Apart from the order of the fields, and the difference between long and Long (did Pair need to contain Long?), these classes look very similar - couldn't you just have one? Of course, if you order the BIG_NUMBER table descending in size, you don't even need the Pair class.


We usually use the "Impl" suffix for the implementation of an abstract "thing" - why use it here?


This just looks bigger and more complex than it needs to be.


I'd say that the guard clause can be a little refined to look more like a guard clause:

        if (num == Long.MIN_VALUE) return "(not supported)";
        if (num == 0) return "zero";

Now it's immediately clear what those statements are there for, to catch edge cases. I didn't have to think much longer in your version, but I did have to think a bit more to see that those are guard clauses. It may also just be my notion of writing guard clauses, but I would ditch the else in any case, since we're throwing or returning inside the guards anyways and the else isn't needed.


I think your methods spell and convertHundredsImpl are too long and have too many nestings. And by too many nestings I mean anything more than one level of indention inside a function is too much.

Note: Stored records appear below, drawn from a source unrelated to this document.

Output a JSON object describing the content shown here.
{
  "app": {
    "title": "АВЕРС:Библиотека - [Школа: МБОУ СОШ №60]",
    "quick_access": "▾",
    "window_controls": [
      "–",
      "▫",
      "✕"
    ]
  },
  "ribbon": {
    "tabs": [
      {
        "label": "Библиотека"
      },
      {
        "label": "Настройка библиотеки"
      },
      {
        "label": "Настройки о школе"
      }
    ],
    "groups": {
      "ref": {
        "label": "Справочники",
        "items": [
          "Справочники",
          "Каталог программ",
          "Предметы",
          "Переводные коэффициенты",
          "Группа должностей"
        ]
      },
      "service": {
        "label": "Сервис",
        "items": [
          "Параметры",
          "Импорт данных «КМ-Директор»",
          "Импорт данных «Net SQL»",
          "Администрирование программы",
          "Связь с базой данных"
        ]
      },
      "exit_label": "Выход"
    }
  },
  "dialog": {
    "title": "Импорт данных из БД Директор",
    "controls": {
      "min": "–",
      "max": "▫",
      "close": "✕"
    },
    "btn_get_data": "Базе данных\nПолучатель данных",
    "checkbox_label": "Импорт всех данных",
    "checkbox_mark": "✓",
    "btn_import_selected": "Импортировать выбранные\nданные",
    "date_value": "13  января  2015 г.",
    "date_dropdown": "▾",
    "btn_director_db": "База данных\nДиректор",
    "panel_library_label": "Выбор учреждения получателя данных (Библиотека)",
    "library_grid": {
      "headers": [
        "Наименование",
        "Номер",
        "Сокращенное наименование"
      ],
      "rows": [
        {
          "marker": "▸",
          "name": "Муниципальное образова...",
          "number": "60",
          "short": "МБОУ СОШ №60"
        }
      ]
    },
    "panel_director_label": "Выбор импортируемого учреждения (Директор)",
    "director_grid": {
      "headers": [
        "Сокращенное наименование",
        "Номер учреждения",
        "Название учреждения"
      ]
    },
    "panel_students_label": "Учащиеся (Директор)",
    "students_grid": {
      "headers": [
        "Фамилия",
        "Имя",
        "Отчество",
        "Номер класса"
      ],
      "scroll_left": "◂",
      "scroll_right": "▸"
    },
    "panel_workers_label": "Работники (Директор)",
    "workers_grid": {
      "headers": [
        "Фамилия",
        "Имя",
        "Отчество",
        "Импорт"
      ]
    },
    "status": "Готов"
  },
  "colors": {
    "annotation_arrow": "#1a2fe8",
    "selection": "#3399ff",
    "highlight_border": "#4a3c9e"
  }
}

I like to use these general rules of thumb:

  • Is the method longer than 5 lines? -> Extract some of it.
  • Does the method have more than one level of indention? E.g. nested ifs or loops? -> Extract until it only has one level indention.

For more info on why to make methods smaller, Long Method is a great resource (and the rest of the website as well).

For more in depth info on how to make code more readable, you can view my recent post on codereview meta about it


I think the Pair class is not necessary, you could just use a LinkedHashMap and call LinkedHashMap#clear() afterwards. Also, if you are using Java 17, you can use Records to reduce the boilerplate in your BigNumber class.